Even those who’ve kept up on the church’s many scandals might be surprised by other tidbits from “Mea Maxima Culpa.” That the church once put down a deposit on a Caribbean island where pedophile priests were to be quarantined. That the church has “fixers” who travel the United States with millions of dollars annually budgeted to buy the silence of families. That the church has a worldwide network of camps where problem priests receive spiritual counseling — but no psychological treatment.

But compressing the cover-up down to the actions of “the church” is too easy, and “Mea Maxima Culpa” points a steady finger of accusation straight at Pope Benedict XVI.

Beginning in 1981, then-Cardinal Joseph Ratzinger led the Congregation for the Doctrine of the Faith, a less-catchy but more palatable name for the office once known as the Inquisition. As ordered by John Paul II, Ratzinger’s CDF oversaw every sexual abuse allegation from 2001 until his rise to the papacy in 2005.

His first act in this new role was to send bishops a letter reminding them to keep allegations buried, citing canon law that forbids the public airing of misdeeds — reminiscent, the documentary suggests, of the Mafia’s omerta or code of silence. When U.S. bishops begged Rome for the power to defrock repeat offenders, they were denied.
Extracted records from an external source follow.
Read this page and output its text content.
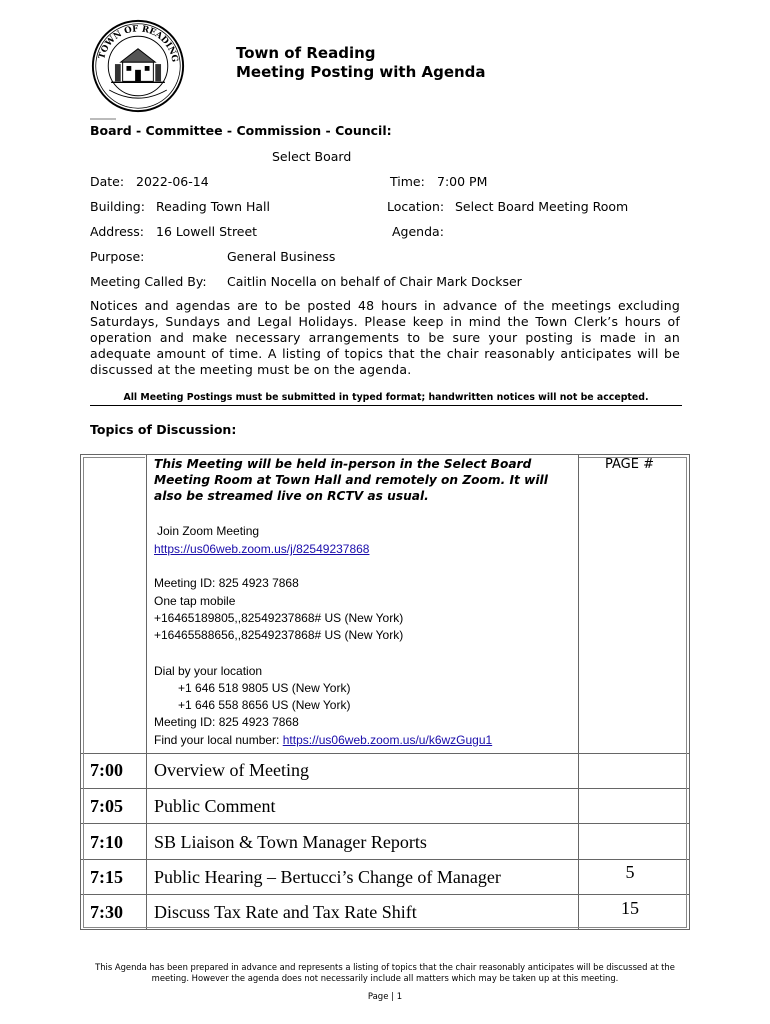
TOWN OF READING	Town of Reading
Meeting Posting with Agenda
Board - Committee - Commission - Council:
Select Board
Date: 2022-06-14	Time: 7:00 PM
Building: Reading Town Hall	Location: Select Board Meeting Room
Address: 16 Lowell Street	Agenda:
Purpose:	General Business
Meeting Called By: Caitlin Nocella on behalf of Chair Mark Dockser
Notices and agendas are to be posted 48 hours in advance of the meetings excluding Saturdays, Sundays and Legal Holidays. Please keep in mind the Town Clerk’s hours of operation and make necessary arrangements to be sure your posting is made in an adequate amount of time. A listing of topics that the chair reasonably anticipates will be discussed at the meeting must be on the agenda.
All Meeting Postings must be submitted in typed format; handwritten notices will not be accepted.
Topics of Discussion:
This Meeting will be held in-person in the Select Board Meeting Room at Town Hall and remotely on Zoom. It will also be streamed live on RCTV as usual.
PAGE #
Join Zoom Meeting
https://us06web.zoom.us/j/82549237868
Meeting ID: 825 4923 7868
One tap mobile
+16465189805,,82549237868# US (New York)
+16465588656,,82549237868# US (New York)
Dial by your location
+1 646 518 9805 US (New York)
+1 646 558 8656 US (New York)
Meeting ID: 825 4923 7868
Find your local number: https://us06web.zoom.us/u/k6wzGugu1
7:00 Overview of Meeting
7:05 Public Comment
7:10 SB Liaison & Town Manager Reports
7:15 Public Hearing – Bertucci’s Change of Manager	5
7:30 Discuss Tax Rate and Tax Rate Shift	15
This Agenda has been prepared in advance and represents a listing of topics that the chair reasonably anticipates will be discussed at the meeting. However the agenda does not necessarily include all matters which may be taken up at this meeting.
Page | 1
Gibney’s film is by no means definitive, sticking mostly to the Murphy case and the scandals in Boston and Ireland. All requests by the filmmakers to interview Vatican officials went unanswered.

The trial of Bishop Robert Finn for failure to report abuse in Kansas City warrants two snapshots of New York Times headlines, which slide past similar stories from around the globe in a numbing montage. The film gets bogged down a few times in the minutiae of documents traveling across the Atlantic.

Yet it does an arresting job of connecting the dots that allowed those tragedies to blossom for years. It doesn’t rely on salacious accounts to inspire head-shaking disgust: Those come every time another attempt at justice shatters against the Vatican’s gates.

Emotional without being exploitive, “Mea Maxima Culpa” successfully joins the groundswell of exposure it chronicles. It will not be easy viewing for the faithful because it’s impossible to say that America’s archbishops didn’t know or understand. It’s impossible to believe that the Vatican, still hailing its doctrine as infallible, didn’t grasp the magnitude of the problem.

No one can now pretend that the men running the world’s largest Christian church don’t know that they are protecting evil in their midst.

The facts presented in “Mea Maxima Culpa” make Benedict the public face of institutions that forfeit their moral imperative to protect their own. Dogged efforts to preserve the dogma of a spiritually elevated priesthood have accomplished the opposite.